1.4 KiB
Semantic Retrieval Notes
T02 introduces semantic retrieval as an optional layer above the existing SQLite text search. The default service path remains text-only so existing callers keep stable result sets and ordering.
Local provider
HashingEmbeddingProvider is the offline provider used for tests and local
development. It produces deterministic token-bucket vectors without any network
dependency. Configure it with:
REPO_REGISTRY_EMBEDDING_PROVIDER=hashing
When enabled, search combines:
- text match score from the existing SQLite search path
- vector score from approved ability/capability entries and content chunks
- approved confidence as a small ranking prior
PostgreSQL / pgvector path
SQLite dev mode should remain the lowest-friction path.
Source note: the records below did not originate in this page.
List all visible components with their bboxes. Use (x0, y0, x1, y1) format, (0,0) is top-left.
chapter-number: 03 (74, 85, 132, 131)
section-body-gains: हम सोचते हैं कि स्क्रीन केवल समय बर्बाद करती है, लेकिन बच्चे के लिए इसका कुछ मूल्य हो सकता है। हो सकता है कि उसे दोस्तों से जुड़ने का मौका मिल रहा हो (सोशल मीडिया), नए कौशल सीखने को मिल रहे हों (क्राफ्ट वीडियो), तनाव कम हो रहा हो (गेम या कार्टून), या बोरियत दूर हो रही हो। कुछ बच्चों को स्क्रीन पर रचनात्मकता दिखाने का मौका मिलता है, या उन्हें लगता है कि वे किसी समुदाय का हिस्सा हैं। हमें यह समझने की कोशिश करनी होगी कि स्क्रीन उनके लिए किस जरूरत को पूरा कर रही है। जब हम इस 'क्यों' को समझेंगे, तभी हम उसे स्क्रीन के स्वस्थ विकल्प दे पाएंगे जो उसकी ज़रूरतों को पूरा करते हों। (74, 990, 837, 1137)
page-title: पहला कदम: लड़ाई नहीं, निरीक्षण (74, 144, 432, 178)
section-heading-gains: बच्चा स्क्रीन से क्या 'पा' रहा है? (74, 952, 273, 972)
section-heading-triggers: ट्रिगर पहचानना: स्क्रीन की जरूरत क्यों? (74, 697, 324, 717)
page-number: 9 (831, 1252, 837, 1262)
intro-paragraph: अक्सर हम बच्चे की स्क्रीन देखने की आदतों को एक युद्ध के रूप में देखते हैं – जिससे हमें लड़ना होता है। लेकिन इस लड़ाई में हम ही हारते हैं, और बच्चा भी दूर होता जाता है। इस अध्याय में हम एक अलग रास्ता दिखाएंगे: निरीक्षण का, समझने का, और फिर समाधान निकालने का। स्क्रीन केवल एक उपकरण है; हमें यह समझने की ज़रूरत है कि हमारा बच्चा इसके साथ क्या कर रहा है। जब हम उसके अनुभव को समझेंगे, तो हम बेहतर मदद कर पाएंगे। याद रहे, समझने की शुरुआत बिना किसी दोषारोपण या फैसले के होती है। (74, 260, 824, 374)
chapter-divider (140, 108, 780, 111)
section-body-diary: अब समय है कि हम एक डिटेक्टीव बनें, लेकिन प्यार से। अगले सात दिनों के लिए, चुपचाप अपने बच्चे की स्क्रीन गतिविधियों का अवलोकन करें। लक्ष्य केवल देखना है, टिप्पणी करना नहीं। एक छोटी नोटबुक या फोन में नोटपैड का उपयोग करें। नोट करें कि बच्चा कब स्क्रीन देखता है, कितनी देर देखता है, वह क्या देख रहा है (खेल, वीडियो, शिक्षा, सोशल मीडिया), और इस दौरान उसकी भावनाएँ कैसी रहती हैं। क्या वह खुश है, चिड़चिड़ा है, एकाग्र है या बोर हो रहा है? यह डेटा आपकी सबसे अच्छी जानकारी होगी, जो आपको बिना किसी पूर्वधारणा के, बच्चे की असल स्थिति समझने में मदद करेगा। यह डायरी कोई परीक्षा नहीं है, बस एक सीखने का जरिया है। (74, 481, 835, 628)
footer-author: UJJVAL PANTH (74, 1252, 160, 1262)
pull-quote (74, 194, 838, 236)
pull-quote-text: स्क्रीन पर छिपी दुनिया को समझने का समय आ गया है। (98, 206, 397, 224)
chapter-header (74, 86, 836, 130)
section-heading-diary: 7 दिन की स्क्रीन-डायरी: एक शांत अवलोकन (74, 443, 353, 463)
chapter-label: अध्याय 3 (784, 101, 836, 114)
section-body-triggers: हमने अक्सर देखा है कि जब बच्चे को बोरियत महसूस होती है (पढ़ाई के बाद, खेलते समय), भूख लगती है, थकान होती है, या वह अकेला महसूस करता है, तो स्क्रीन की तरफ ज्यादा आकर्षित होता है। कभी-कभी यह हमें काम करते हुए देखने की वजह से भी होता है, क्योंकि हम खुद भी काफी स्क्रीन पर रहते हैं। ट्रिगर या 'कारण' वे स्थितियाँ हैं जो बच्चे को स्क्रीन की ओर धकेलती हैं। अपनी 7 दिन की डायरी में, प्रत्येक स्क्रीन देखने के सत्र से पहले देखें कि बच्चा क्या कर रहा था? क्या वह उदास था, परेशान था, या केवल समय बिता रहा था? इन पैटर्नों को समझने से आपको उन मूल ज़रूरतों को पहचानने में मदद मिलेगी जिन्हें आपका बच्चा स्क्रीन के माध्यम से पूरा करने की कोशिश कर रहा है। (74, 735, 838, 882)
A production PostgreSQL deployment can add pgvector without changing the registry API by introducing an embedding table keyed by source entity:
CREATE TABLE registry_embeddings (
id bigserial PRIMARY KEY,
repository_id bigint NOT NULL,
source_table text NOT NULL,
source_id bigint NOT NULL,
provider text NOT NULL,
vector vector(768) NOT NULL,
updated_at timestamptz NOT NULL DEFAULT now(),
UNIQUE (source_table, source_id, provider)
);
The search service can then replace runtime embedding of stored text with indexed nearest-neighbor lookup, while retaining the current hybrid rank formula and the same response schema.